La vittima subisce e le sue azioni sono reazioni, pertanto chi agisce sembra impossibilitato ad agire diversamente. Quindi non è possibile neppure criticare l’agire della vittima. Ciò genera una profonda confusione tra libertà e irresponsabilità. Siamo liberi in quanto siamo responsabili di quel che facciamo, ma se non è possibile agire in modo diverso, allora non si può venire considerati responsabili per le nostre azioni.
La vittima è tale perché soffre, quindi non può smettere di soffrire, il suo dolore è perpetuo e viene costantemente sottolineato. Il dolore perpetuato, però, genera rabbia e tiene vivo il risentimento. La rabbia e il risentimento non si esauriscono perché a questo dolore non ci può essere soluzione.
Nel paradigma della vittima, la storia, intesa come processo condiviso, che è pubblicamente discutibile, diventa storia privata, quindi memoria che non può essere contestata, con la conseguenza di nutrire l’immaginario a discapito dell’analisi.
Lo status di vittima o difensore costituisce una forma di identità e il passato diventa l’unico strumento che orienta l’azione, contrastando ogni forma di traformazione. Da ciò ne consegue che l’identità che lo status conferisce è una identità così irrigidita che non ammette la contraddizione o il conflitto che dovrebbero essere processi naturali della società. Esige un’azione universale.
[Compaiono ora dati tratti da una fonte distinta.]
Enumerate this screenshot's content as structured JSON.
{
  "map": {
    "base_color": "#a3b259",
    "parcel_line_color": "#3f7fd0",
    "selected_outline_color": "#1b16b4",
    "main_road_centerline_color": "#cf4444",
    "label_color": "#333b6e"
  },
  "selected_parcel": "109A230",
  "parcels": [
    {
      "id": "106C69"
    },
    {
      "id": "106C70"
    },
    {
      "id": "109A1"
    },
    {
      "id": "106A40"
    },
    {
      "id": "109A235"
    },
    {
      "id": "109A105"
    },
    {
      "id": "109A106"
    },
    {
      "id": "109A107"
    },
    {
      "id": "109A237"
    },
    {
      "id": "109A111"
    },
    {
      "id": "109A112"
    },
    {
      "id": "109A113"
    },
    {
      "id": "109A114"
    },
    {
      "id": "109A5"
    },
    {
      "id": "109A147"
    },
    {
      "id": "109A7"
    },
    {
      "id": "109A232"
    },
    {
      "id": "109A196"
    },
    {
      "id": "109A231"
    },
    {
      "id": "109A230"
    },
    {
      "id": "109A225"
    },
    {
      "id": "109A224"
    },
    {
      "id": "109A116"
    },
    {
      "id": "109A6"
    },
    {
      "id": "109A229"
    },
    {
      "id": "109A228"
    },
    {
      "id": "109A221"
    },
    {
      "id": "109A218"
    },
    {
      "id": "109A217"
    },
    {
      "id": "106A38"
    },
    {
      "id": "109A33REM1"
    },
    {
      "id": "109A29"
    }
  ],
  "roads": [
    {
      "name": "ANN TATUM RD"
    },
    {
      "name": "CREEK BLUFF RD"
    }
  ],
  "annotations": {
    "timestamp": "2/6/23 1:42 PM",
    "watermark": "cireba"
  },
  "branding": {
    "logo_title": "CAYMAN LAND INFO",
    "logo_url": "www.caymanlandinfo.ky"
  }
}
Tale spinta all’azione, nel momento stesso in cui fa appello alla vita negata, presenta quindi dei caratteri mortiferi:
«La proposopea della vittima rafforza i potenti e indebolisce i subalterni. Svuota l’agency. Perpetua il dolore. Coltiva il risentimento. Incorona l’immaginario. Alimenta identità rigide e spesso fittizie. Inchioda al passato e ipoteca il futuro. Scoraggia la trasformazione. Privatizza la storia. Confonde libertà e irresponsabilità. Inorgoglisce l’impotenza, o la ammanta di potenza usurpata. Se la intende con la morte mentre fa mostra di compiangere la vita. Copre il vuoto che soggiace a ogni etica universale. Rimuove e anzi rigetta il conflitto, grida scandalo alla contraddizione. Impedisce di cogliere la vera mancanza, che è un difetto di prassi, di politica, di azione comune». (p. 107)
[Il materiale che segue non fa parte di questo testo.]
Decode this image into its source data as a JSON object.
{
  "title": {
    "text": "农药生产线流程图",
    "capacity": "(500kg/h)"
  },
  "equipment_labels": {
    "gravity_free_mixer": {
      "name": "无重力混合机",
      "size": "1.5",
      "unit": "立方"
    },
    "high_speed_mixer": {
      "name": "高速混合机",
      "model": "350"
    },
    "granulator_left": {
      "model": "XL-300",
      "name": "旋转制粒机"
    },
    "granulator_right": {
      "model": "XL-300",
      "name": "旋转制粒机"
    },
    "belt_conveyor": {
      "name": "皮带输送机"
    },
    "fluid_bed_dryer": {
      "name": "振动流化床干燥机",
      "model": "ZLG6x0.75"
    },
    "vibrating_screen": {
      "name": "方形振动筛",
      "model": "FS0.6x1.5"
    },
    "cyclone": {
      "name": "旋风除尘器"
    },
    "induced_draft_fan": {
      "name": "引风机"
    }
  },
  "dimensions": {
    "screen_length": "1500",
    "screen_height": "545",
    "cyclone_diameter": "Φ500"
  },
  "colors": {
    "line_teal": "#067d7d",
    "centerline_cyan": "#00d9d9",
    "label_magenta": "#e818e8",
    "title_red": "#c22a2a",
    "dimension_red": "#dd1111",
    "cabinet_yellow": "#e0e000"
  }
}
La critica alla vittima non vuol dire non riconoscere che la vittima sia tale, che il suo dolore non sia vero dolore e che l’appello alla responsabilità non sia un appello giusto. Pur riconoscendo che la vittima è vittima, il dolore è dolore e la responsabilità resta responsabilità, è fondamentale vigilare verso i mistificatori che cercano di sfruttare la forza della condizione della vittima.
Smascherati i mistificatori, è importante, sottolinea Giglioli, restituire questa forza ai proprietari. La prima mossa in tale direzione consiste nel «cominciare o ricominciare a sentirsi parti in causa, non rappresentanti di una universalità spettrale» (p. 111), contrastando così «l’ossessione cospirativa», l’idea che tutta la società sia unita contro le vittime, perché questa ossessione è semplicemente una «razionalizzazione fallace» (p. 110).
La forza della vittima deve essere una spinta ad agire rifiutando, innanzitutto, una risposta unanime perché «una risposta unanime è soltanto una risposta falsa» (p. 111). Accettare che il conflitto non è risolvibile, accogliere la pluralità, sentirsi parti in causa sono strumenti fondamentali per evitare che la forza della vittima si risolva in un lubrificante dei meccanismi del potere.